Last month we celebrated five exceptional women leading the way in travel tech. As a fast-growing industry, it’s a highly innovative space for talented tech pioneers transforming the way we experience the world around us.
Having just launched with an investment of £1.3 million, travel app Bimble is a new female-founded innovation reinforcing the value of female entrepreneurs in tech. Co-founded by Francesca Howland and Tomi Novak, the app gives travel lovers a platform to collect, remember, and share all the places they love, to create personalised travel lists and inspire a community of travel lovers.
Female angels dedicated to supporting female founders
CEO Francesca Howland secured £1.3 million in angel funding as part of the Google Digital Accelerator Programme, an invite-only partnership designed to boost the growth of brands with great potential. Out of this investment, a third of it has come from female angels with a specific interest in backing female-founded businesses.
For women in technology around the globe, stories like this are evidence that female tech talent is not the only key to the growth of sub-sectors in tech such as travel tech, but that it’s valued by investors.
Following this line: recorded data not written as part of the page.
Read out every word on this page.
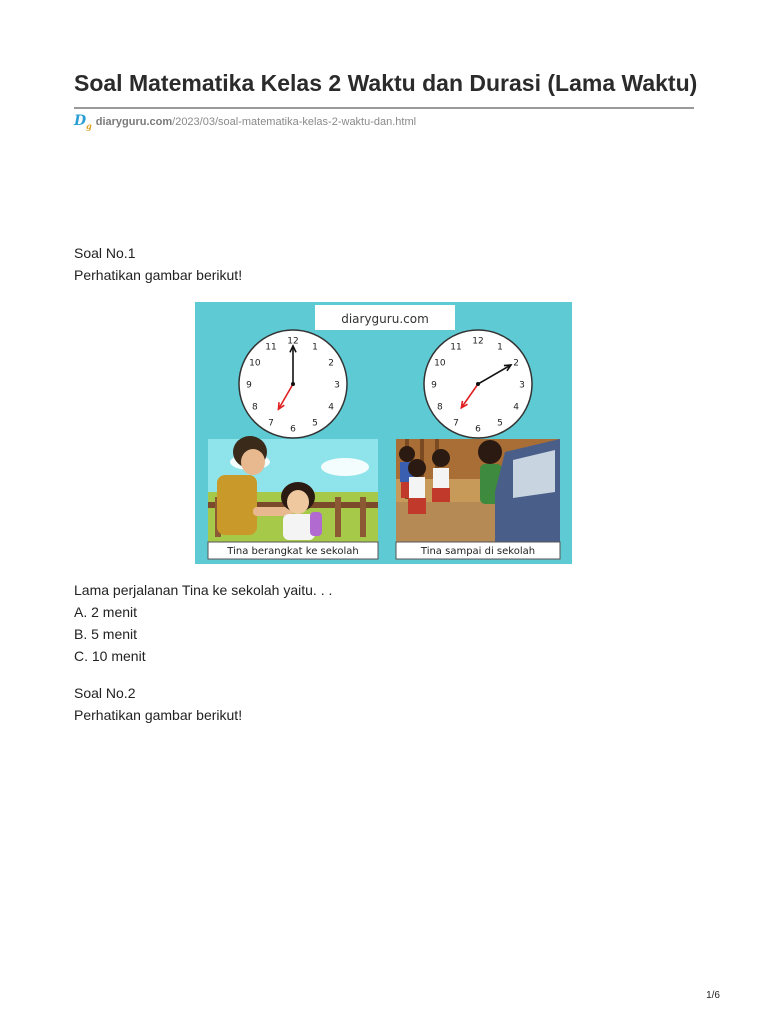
Soal Matematika Kelas 2 Waktu dan Durasi (Lama Waktu)
$D_g$ diaryguru.com/2023/03/soal-matematika-kelas-2-waktu-dan.html

Soal No.1

Perhatikan gambar berikut!

diaryguru.com
12
1
2
3
4
5
6
7
8
9
10
11
12
1
2
3
4
5
6
7
8
9
10
11
Tina berangkat ke sekolah	Tina sampai di sekolah

Lama perjalanan Tina ke sekolah yaitu. . .

A. 2 menit

B. 5 menit

C. 10 menit

Soal No.2

Perhatikan gambar berikut!

1/6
Having both come from a strong background in AI and digital, Bimble’s founder demonstrates the opportunities women with a technology background can have access to as a result of their passion for their work.
Using tech to inspire a sense of community
As a start-up, Bimble is seeing fast growth. After 12 months of work developing the place list technology powering the app, they have secured an early partnership with travel tech giant EasyJet, as well as a growing community of 60,000.
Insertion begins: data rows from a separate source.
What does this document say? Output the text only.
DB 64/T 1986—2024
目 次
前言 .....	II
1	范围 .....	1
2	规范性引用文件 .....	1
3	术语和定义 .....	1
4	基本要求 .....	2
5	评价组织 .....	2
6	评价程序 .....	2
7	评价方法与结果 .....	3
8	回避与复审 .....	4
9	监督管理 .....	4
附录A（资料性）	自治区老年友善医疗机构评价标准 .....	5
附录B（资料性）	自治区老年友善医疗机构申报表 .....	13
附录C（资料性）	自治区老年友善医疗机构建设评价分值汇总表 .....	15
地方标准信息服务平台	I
Perhaps one of the most inspiring points of this story is how the innovation seems to have been born out of a desire to use technology to build a community of likeminded people, and connect them in a similar way to other visually driven tech apps such as Instagram and Pinterest.
CEO, co-founder, and female entrepreneur Francesca Howland has said, “We created Bimble after realising there are thousands of place recommendations shared every day, but no simple way to collect these and pass them on. As we looked more closely at the opportunity, we simply couldn’t believe that no one was doing this already”. Howland is driving forward the notion of community media that seems to have the potential to grow into as big of a phenomenon as the traditional social media that’s become so integral to modern life and work.
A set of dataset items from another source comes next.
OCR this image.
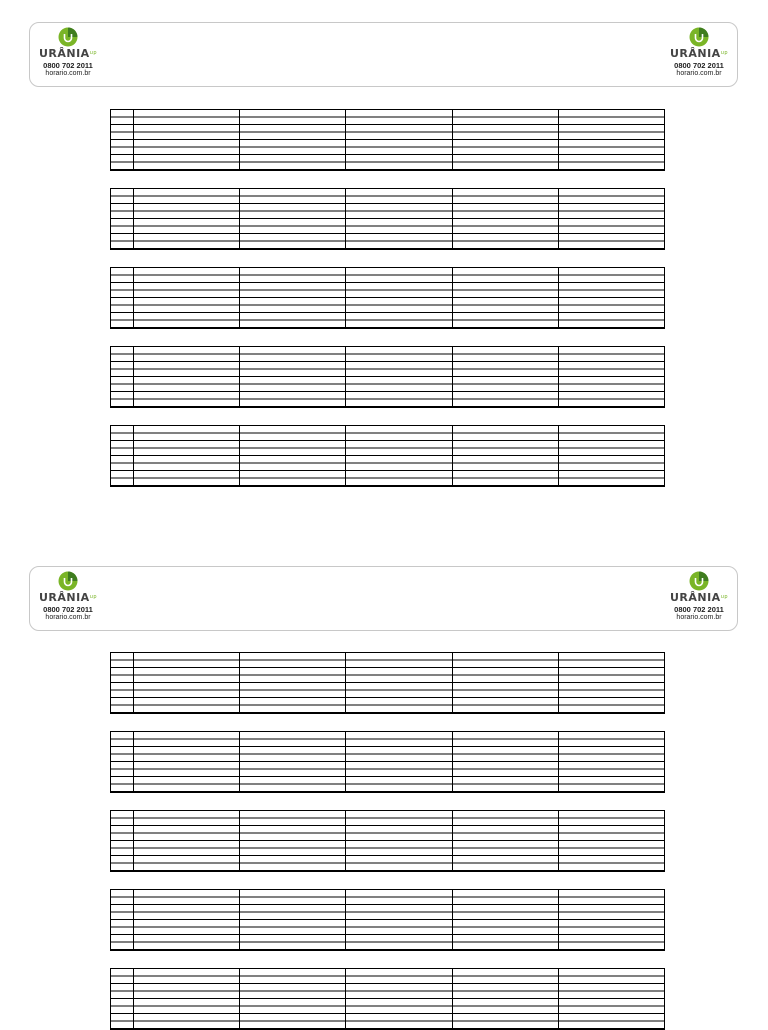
$URÂNIA^{up}$
0800 702 2011
horario.com.br
$URÂNIA^{up}$
0800 702 2011
horario.com.br
$URÂNIA^{up}$
0800 702 2011
horario.com.br
$URÂNIA^{up}$
0800 702 2011
horario.com.br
Francesca Howland is a woman in tech serving up inspiration and ambition to aspiring female tech entrepreneurs. She has utilised technology to build a product that essentially serves as a giant digital guidebook which places great value on remembering places you’ve been, sharing them with others and enriching the way masses of people experience the world. The story behind Bimble drives home how important it is to spark an interest in tech in girls from a young age, and demonstrate to them through more and more visible roles models that the future of tech needs to be a gender-balanced one.